【爬虫】初次使用多线程,Python交流,编程语言专区,鱼C论坛

昨非发表于 2021-4-17 23:38:57

【爬虫】初次使用多线程

今天抽了两三个钟头学了学多线程相关的东西
比葫芦画瓢，算是画出来东西了{:10_250:}
内容：下载《赘婿》全文并保存为txt
提示：初次尝试，全文保存为txt是会把记事本卡爆的哦
仅作参考
"""
多线程爬虫首次尝试：
爬取赘婿小说全部章节，解析并保存为txt
目标url：http://www.xbiquge.la/0/885/
@author: 昨非
"""

from threading import Thread
from queue import Queue
from fake_useragent import UserAgent
import requests
from lxml import etree

headers = {
"User-Agent": UserAgent().random
}
# 爬虫类
class GetInfo(Thread):
def __init__(self,url_queue,html_queue):
   Thread.__init__(self)
   self.url_queue = url_queue
   self.html_queue = html_queue

def run(self):
   while self.url_queue.empty() == False:
         url = self.url_queue.get()
         response = requests.get(url, headers=headers)
         if response.status_code == 200:
            response.encoding = 'utf-8'# 这步很关键
            self.html_queue.put(response.text)

# 解析类
class ParseInfo(Thread):
def __init__(self, html_queue):
   Thread.__init__(self)
   self.html_queue = html_queue

def run(self):
   while self.html_queue.empty() == False:
         e = etree.HTML(self.html_queue.get())
         chapter_names = e.xpath('//div[@class = "bookname"]/h1/text()')
         chapter_contents = e.xpath('//div[@id = "content"]/text()')
         for chapter_name in chapter_names:

            txt = ''
            for i in chapter_contents:# 先拼接
               if i != '\n':
                     i = repr(i).replace(r'\xa0', '').replace("'", '')
                     txt += i
            txt = repr(txt).replace("\\n", '\n').replace('\\', '')
            txt = repr(txt).replace('rr', '\n')# 最终处理

            with open('赘婿.txt', 'a', encoding='utf-8') as f:
               f.write(chapter_name + '\n'+txt)

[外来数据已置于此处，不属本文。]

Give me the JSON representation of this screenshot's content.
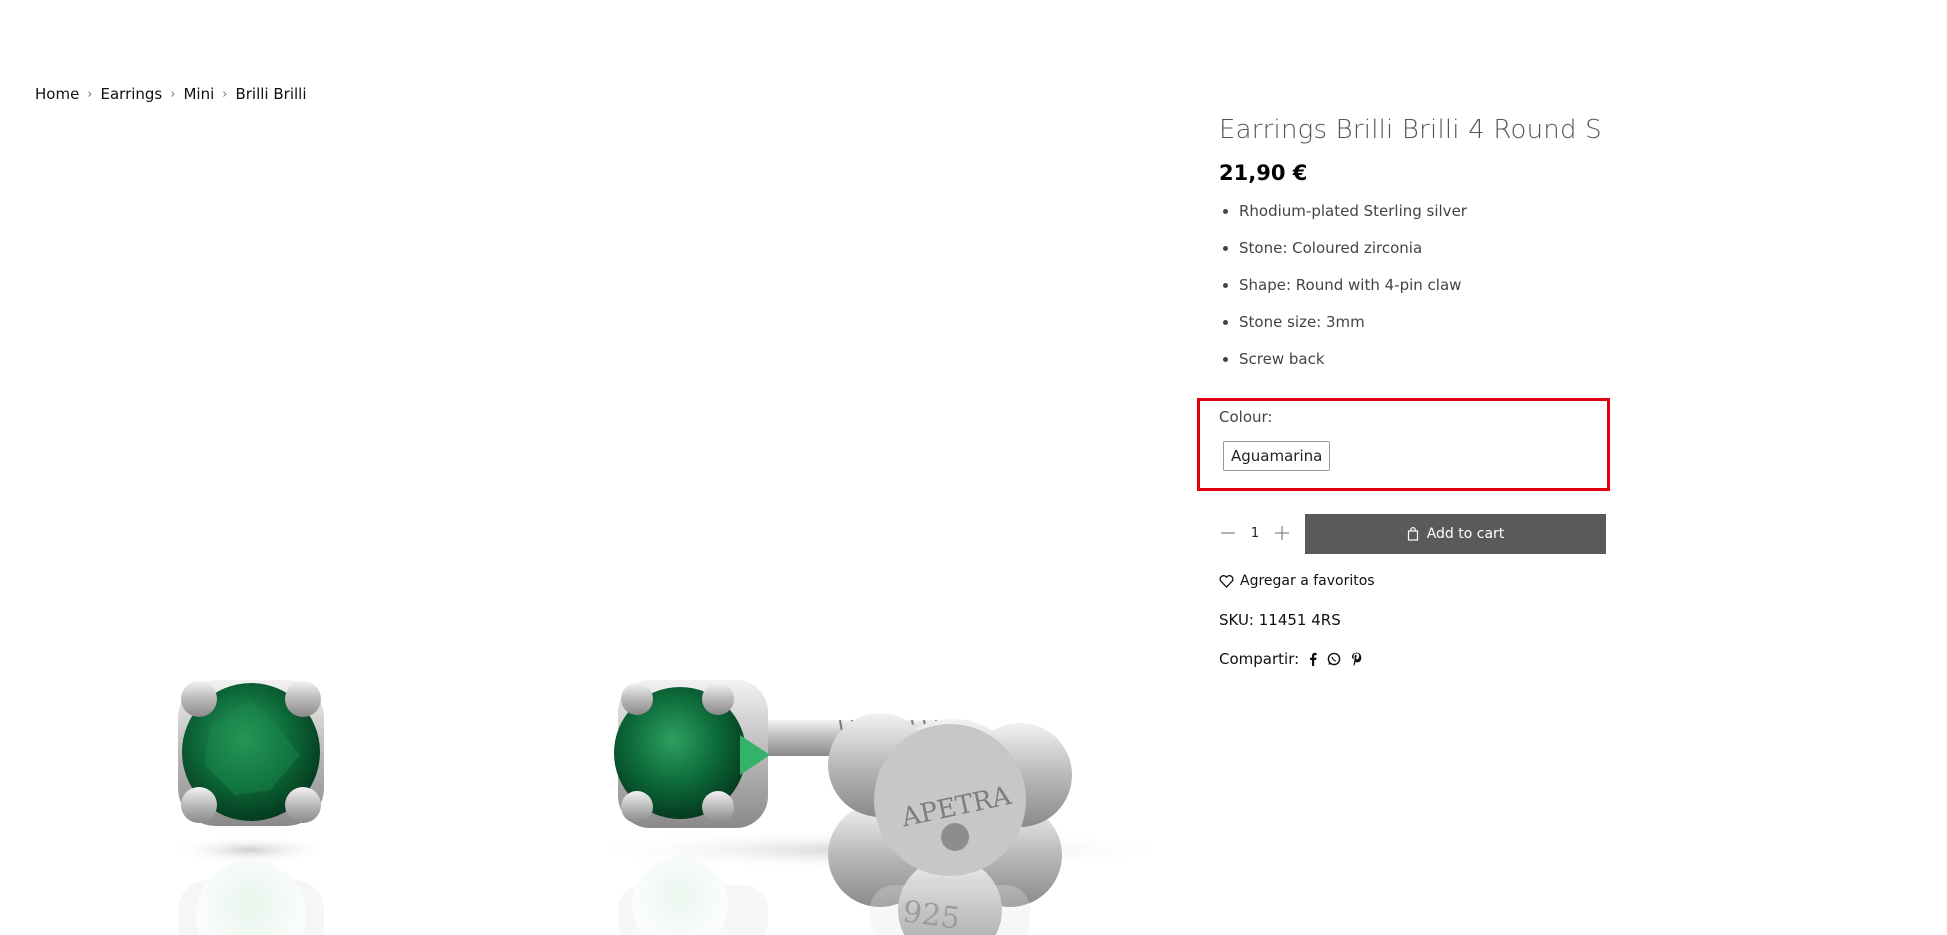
{
  "breadcrumb": {
    "items": [
      "Home",
      "Earrings",
      "Mini",
      "Brilli Brilli"
    ]
  },
  "product": {
    "title": "Earrings Brilli Brilli 4 Round S",
    "price": "21,90 €",
    "features": [
      "Rhodium-plated Sterling silver",
      "Stone: Coloured zirconia",
      "Shape: Round with 4-pin claw",
      "Stone size: 3mm",
      "Screw back"
    ],
    "colour_label": "Colour:",
    "colour_option": "Aguamarina",
    "quantity": "1",
    "add_to_cart": "Add to cart",
    "favorite": "Agregar a favoritos",
    "sku": "SKU: 11451 4RS",
    "share_label": "Compartir:",
    "share_icons": [
      "facebook-icon",
      "whatsapp-icon",
      "pinterest-icon"
    ]
  },
  "image": {
    "stamp_text_top": "APETRA",
    "stamp_text_bottom": "925"
  },
  "colors": {
    "accent_red": "#e0000f",
    "button_bg": "#5a5a5a",
    "gem_green": "#0d6b3a"
  }
}
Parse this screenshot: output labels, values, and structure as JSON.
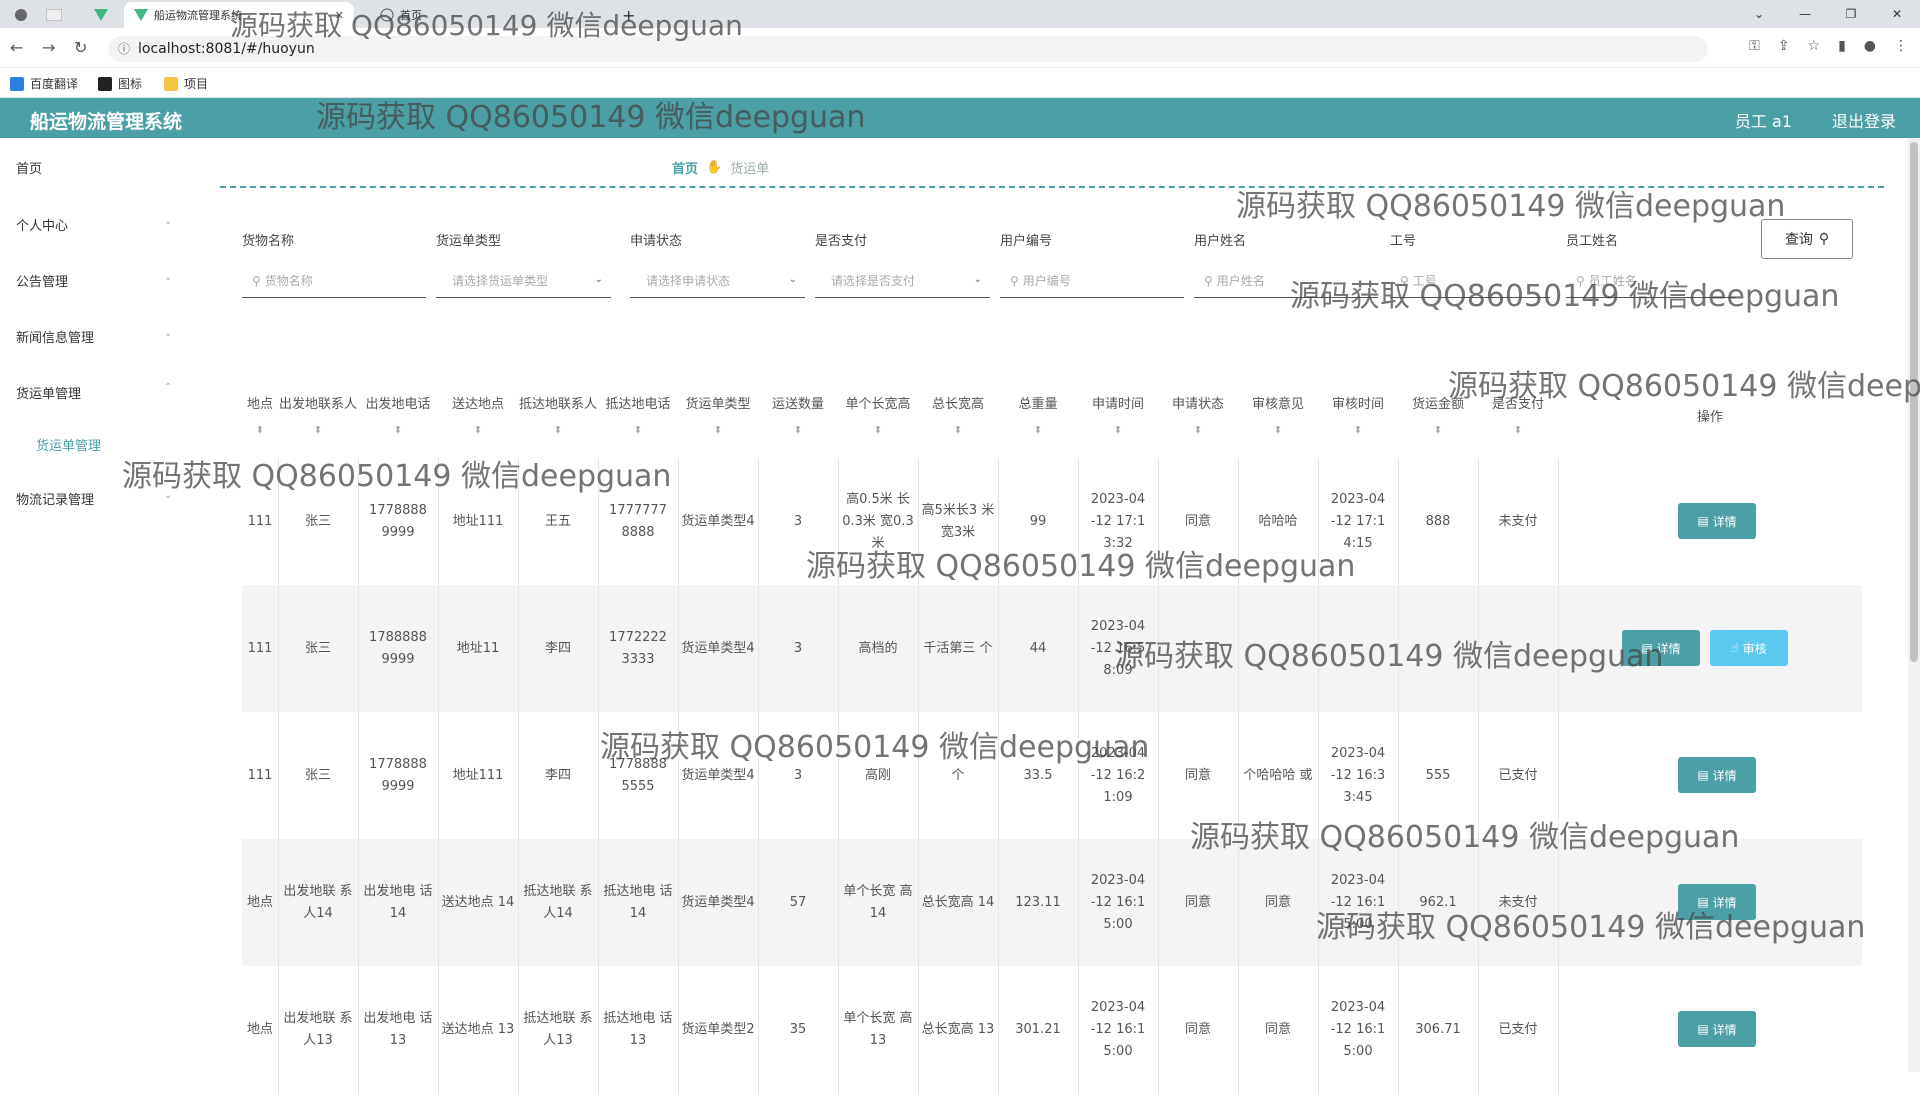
{
  "browser": {
    "tabs": [
      {
        "label": "船运物流管理系统"
      },
      {
        "label": "首页"
      }
    ],
    "url": "localhost:8081/#/huoyun",
    "bookmarks": [
      "百度翻译",
      "图标",
      "项目"
    ]
  },
  "header": {
    "title": "船运物流管理系统",
    "user": "员工 a1",
    "logout": "退出登录"
  },
  "sidebar": {
    "items": [
      {
        "label": "首页"
      },
      {
        "label": "个人中心"
      },
      {
        "label": "公告管理"
      },
      {
        "label": "新闻信息管理"
      },
      {
        "label": "货运单管理"
      },
      {
        "label": "货运单管理"
      },
      {
        "label": "物流记录管理"
      }
    ]
  },
  "breadcrumb": {
    "home": "首页",
    "current": "货运单"
  },
  "filters": [
    {
      "label": "货物名称",
      "placeholder": "货物名称"
    },
    {
      "label": "货运单类型",
      "placeholder": "请选择货运单类型"
    },
    {
      "label": "申请状态",
      "placeholder": "请选择申请状态"
    },
    {
      "label": "是否支付",
      "placeholder": "请选择是否支付"
    },
    {
      "label": "用户编号",
      "placeholder": "用户编号"
    },
    {
      "label": "用户姓名",
      "placeholder": "用户姓名"
    },
    {
      "label": "工号",
      "placeholder": "工号"
    },
    {
      "label": "员工姓名",
      "placeholder": "员工姓名"
    }
  ],
  "search_label": "查询",
  "table": {
    "columns": [
      {
        "label": "地点"
      },
      {
        "label": "出发地联系人"
      },
      {
        "label": "出发地电话"
      },
      {
        "label": "送达地点"
      },
      {
        "label": "抵达地联系人"
      },
      {
        "label": "抵达地电话"
      },
      {
        "label": "货运单类型"
      },
      {
        "label": "运送数量"
      },
      {
        "label": "单个长宽高"
      },
      {
        "label": "总长宽高"
      },
      {
        "label": "总重量"
      },
      {
        "label": "申请时间"
      },
      {
        "label": "申请状态"
      },
      {
        "label": "审核意见"
      },
      {
        "label": "审核时间"
      },
      {
        "label": "货运金额"
      },
      {
        "label": "是否支付"
      },
      {
        "label": "操作"
      }
    ],
    "rows": [
      {
        "c": [
          "111",
          "张三",
          "1778888 9999",
          "地址111",
          "王五",
          "1777777 8888",
          "货运单类型4",
          "3",
          "高0.5米 长0.3米 宽0.3米",
          "高5米长3 米宽3米",
          "99",
          "2023-04 -12 17:1 3:32",
          "同意",
          "哈哈哈",
          "2023-04 -12 17:1 4:15",
          "888",
          "未支付"
        ],
        "actions": [
          "详情"
        ]
      },
      {
        "c": [
          "111",
          "张三",
          "1788888 9999",
          "地址11",
          "李四",
          "1772222 3333",
          "货运单类型4",
          "3",
          "高档的",
          "千活第三 个",
          "44",
          "2023-04 -12 16:5 8:09",
          "",
          "",
          "",
          "",
          ""
        ],
        "actions": [
          "详情",
          "审核"
        ]
      },
      {
        "c": [
          "111",
          "张三",
          "1778888 9999",
          "地址111",
          "李四",
          "1778888 5555",
          "货运单类型4",
          "3",
          "高刚",
          "个",
          "33.5",
          "2023-04 -12 16:2 1:09",
          "同意",
          "个哈哈哈 或",
          "2023-04 -12 16:3 3:45",
          "555",
          "已支付"
        ],
        "actions": [
          "详情"
        ]
      },
      {
        "c": [
          "地点",
          "出发地联 系人14",
          "出发地电 话14",
          "送达地点 14",
          "抵达地联 系人14",
          "抵达地电 话14",
          "货运单类型4",
          "57",
          "单个长宽 高14",
          "总长宽高 14",
          "123.11",
          "2023-04 -12 16:1 5:00",
          "同意",
          "同意",
          "2023-04 -12 16:1 5:00",
          "962.1",
          "未支付"
        ],
        "actions": [
          "详情"
        ]
      },
      {
        "c": [
          "地点",
          "出发地联 系人13",
          "出发地电 话13",
          "送达地点 13",
          "抵达地联 系人13",
          "抵达地电 话13",
          "货运单类型2",
          "35",
          "单个长宽 高13",
          "总长宽高 13",
          "301.21",
          "2023-04 -12 16:1 5:00",
          "同意",
          "同意",
          "2023-04 -12 16:1 5:00",
          "306.71",
          "已支付"
        ],
        "actions": [
          "详情"
        ]
      }
    ]
  },
  "watermark": "源码获取 QQ86050149 微信deepguan"
}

if __name__ == '__main__':
# 存储url的容器
url_queue = Queue()
# 存储内容的容器
html_queue = Queue()

first_url = 'http://www.xbiquge.la/0/885/'
response = requests.get(first_url, headers=headers)
e = etree.HTML(response.content.decode('utf-8'))# 返回字符串
urls = e.xpath('//div[@class="box_con"]/div[@id="list"]/dl/dd/a/@href')
for url in urls:
   chapter_url = 'http://www.xbiquge.la' + url
   url_queue.put(chapter_url)

# 创建一个爬虫
crawl_list = []
for i in range(0, 100):
   crawl1 = GetInfo(url_queue, html_queue)
   crawl_list.append(crawl1)
   crawl1.start()

for crawl in crawl_list:
   crawl.join()

parse_list = []
for i in range(0, 100):
   parse = ParseInfo(html_queue)
   parse_list.append(parse)
   parse.start()
for parse in parse_list:
   parse.join()

那么问题来了，这队列我也是第一次用，章节不按顺序该咋整呢{:10_266:}
（我的“葫芦”就是这么教的，瓢只能做到这程度，求指点，大佬勿喷{:10_266:} ）

昨非发表于 2021-4-21 17:38:36

优先队列，顺序问题已解决，更新代码如下：
"""
多线程爬虫首次尝试：
爬取赘婿小说全部章节，解析并保存为txt
目标url：http://www.xbiquge.la/0/885/
@author: 昨非
"""

from threading import Thread
from queue import PriorityQueue
from fake_useragent import UserAgent
import requests
from lxml import etree

headers = {
"User-Agent": UserAgent().random
}
# 爬虫类
class GetInfo(Thread):
def __init__(self,url_queue,html_queue):
   Thread.__init__(self)
   self.url_queue = url_queue
   self.html_queue = html_queue

def run(self):
   while self.url_queue.empty() == False:
         item = self.url_queue.get()
         url = item
         response = requests.get(url, headers=headers)
         if response.status_code == 200:
            response.encoding = 'utf-8'# 这步很关键
            self.html_queue.put((item,response.text))

# 解析类
class ParseInfo(Thread):
def __init__(self, html_queue):
   Thread.__init__(self)
   self.html_queue = html_queue

def run(self):
   while self.html_queue.empty() == False:
         item2 = self.html_queue.get()
         e = etree.HTML(item2)
         chapter_names = e.xpath('//div[@class = "bookname"]/h1/text()')
         chapter_contents = e.xpath('//div[@id = "content"]/text()')
         for chapter_name in chapter_names:

            txt = ''
            for i in chapter_contents:# 先拼接
               if i != '\n':
                     i = repr(i).replace(r'\xa0', '').replace("'", '')
                     txt += i
            txt = repr(txt).replace("\\n", '\n').replace('\\', '')
            txt = repr(txt).replace('rr', '\n')# 最终处理

            with open('赘婿.txt', 'a', encoding='utf-8') as f:
               f.write(chapter_name + '\n'+txt + '\n')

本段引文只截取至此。